Formation of Reticulon 3 (RTN3)-immunoreactive dystrophic neurites (RIDNs) occurs early during the growth of amyloid plaques in Alzheimer's disease (AD) brains. We have shown that RIDNs in AD and aging mouse brains are composed of abnormally clustered tubular endoplasmic reticulum (ER) and degenerating mitochondria. To understand RTN3-mediated abnormal tubular ER clustering, we aimed to identify proteins that interact with RTN3 and impact accumulation of tubular ER in RIDNs. We found that the N-terminal domain of RTN3, which is unique among RTN family members, specifically interacted with dynactin 6 (DCTN6), a protein involved in dynein-mediated retrograde transport of cargo vesicles. DCTN6 protein levels decrease with aging in the hippocampal regions of WT mice. We found that DCTN6 deficiency enhanced RTN3 protein levels, high molecular weight RTN3 levels, and hippocampus-specific RIDN formation in aging brains of transgenic mice overexpressing RTN3. Our results suggest that the DCTN6-RTN3 interaction mediates tubular ER trafficking in axons, and a DCTN6 deficiency in the hippocampus impairs axonal ER trafficking, leading to abnormal ER accumulation and RIDN formation in brains of aging mice.

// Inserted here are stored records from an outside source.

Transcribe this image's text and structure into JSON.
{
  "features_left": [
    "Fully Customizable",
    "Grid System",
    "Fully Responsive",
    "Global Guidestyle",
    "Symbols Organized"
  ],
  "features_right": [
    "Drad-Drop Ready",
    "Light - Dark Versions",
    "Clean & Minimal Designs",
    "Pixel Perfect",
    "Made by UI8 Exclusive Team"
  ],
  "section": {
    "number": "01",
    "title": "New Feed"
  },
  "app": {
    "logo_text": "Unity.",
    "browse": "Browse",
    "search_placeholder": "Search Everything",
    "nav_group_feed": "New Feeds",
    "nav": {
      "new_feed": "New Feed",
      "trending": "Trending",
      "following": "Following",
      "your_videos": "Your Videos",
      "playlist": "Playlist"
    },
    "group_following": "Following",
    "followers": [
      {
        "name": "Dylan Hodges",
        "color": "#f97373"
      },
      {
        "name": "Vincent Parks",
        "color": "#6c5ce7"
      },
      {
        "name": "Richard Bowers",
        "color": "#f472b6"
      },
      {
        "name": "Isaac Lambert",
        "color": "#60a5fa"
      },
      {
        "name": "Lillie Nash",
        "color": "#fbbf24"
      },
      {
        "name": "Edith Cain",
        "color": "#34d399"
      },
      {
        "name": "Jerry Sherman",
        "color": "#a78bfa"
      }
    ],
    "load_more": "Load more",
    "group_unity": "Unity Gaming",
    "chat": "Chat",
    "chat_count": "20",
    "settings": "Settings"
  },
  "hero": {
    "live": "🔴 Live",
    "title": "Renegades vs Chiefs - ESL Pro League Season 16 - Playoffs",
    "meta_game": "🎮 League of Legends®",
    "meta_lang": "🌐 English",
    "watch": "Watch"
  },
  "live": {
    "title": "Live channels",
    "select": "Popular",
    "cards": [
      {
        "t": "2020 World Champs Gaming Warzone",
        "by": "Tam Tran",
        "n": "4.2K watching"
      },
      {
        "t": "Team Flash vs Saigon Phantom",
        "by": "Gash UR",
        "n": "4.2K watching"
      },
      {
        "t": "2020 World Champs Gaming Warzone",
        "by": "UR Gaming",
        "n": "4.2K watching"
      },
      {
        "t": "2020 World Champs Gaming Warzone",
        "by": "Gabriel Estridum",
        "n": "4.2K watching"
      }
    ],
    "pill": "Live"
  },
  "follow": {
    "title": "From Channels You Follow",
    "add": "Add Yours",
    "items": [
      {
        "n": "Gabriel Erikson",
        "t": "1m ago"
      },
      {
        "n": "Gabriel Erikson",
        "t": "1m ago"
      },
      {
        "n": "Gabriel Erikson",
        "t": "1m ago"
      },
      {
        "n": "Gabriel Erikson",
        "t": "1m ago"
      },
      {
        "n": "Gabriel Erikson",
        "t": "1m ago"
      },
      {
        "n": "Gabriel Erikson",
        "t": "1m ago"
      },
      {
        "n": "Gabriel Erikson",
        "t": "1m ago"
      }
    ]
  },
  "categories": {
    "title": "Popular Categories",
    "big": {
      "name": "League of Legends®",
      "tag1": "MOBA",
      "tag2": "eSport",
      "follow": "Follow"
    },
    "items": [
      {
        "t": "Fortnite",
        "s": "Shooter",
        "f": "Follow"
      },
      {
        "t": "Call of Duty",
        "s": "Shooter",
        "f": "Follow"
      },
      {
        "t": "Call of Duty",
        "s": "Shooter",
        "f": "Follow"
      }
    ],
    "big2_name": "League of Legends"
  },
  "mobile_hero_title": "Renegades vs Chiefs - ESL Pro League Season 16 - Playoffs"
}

Reticulon 3 (RTN3)-免疫反应性营养不良神经突 (RIDN) 的形成发生在阿尔茨海默病 (AD) 大脑中淀粉样斑块生长的早期。我们已经证明 AD 和衰老小鼠大脑中的 RIDN 由异常聚集的管状内质网 (ER) 和退化的线粒体组成。为了了解 RTN3 介导的异常肾小管 ER 聚集，我们旨在鉴定与 RTN3 相互作用并影响 RIDN 中肾小管 ER 积累的蛋白质。我们发现 RTN3 的 N 末端结构域在 RTN 家族成员中是独一无二的，它与 dynactin 6 (DCTN6) 相互作用，这是一种参与动力蛋白介导的货物囊泡逆行运输的蛋白质。DCTN6 蛋白水平随着 WT 小鼠海马区的衰老而降低。我们发现 DCTN6 缺乏会提高 RTN3 蛋白水平，高分子量 RTN3 水平，以及过表达 RTN3 的转基因小鼠衰老大脑中海马特异性 RIDN 的形成。我们的研究结果表明，DCTN6-RTN3 相互作用介导轴突中管状 ER 运输，海马中 DCTN6 缺乏会损害轴突 ER 运输，导致衰老小鼠大脑中异常 ER 积累和 RIDN 形成。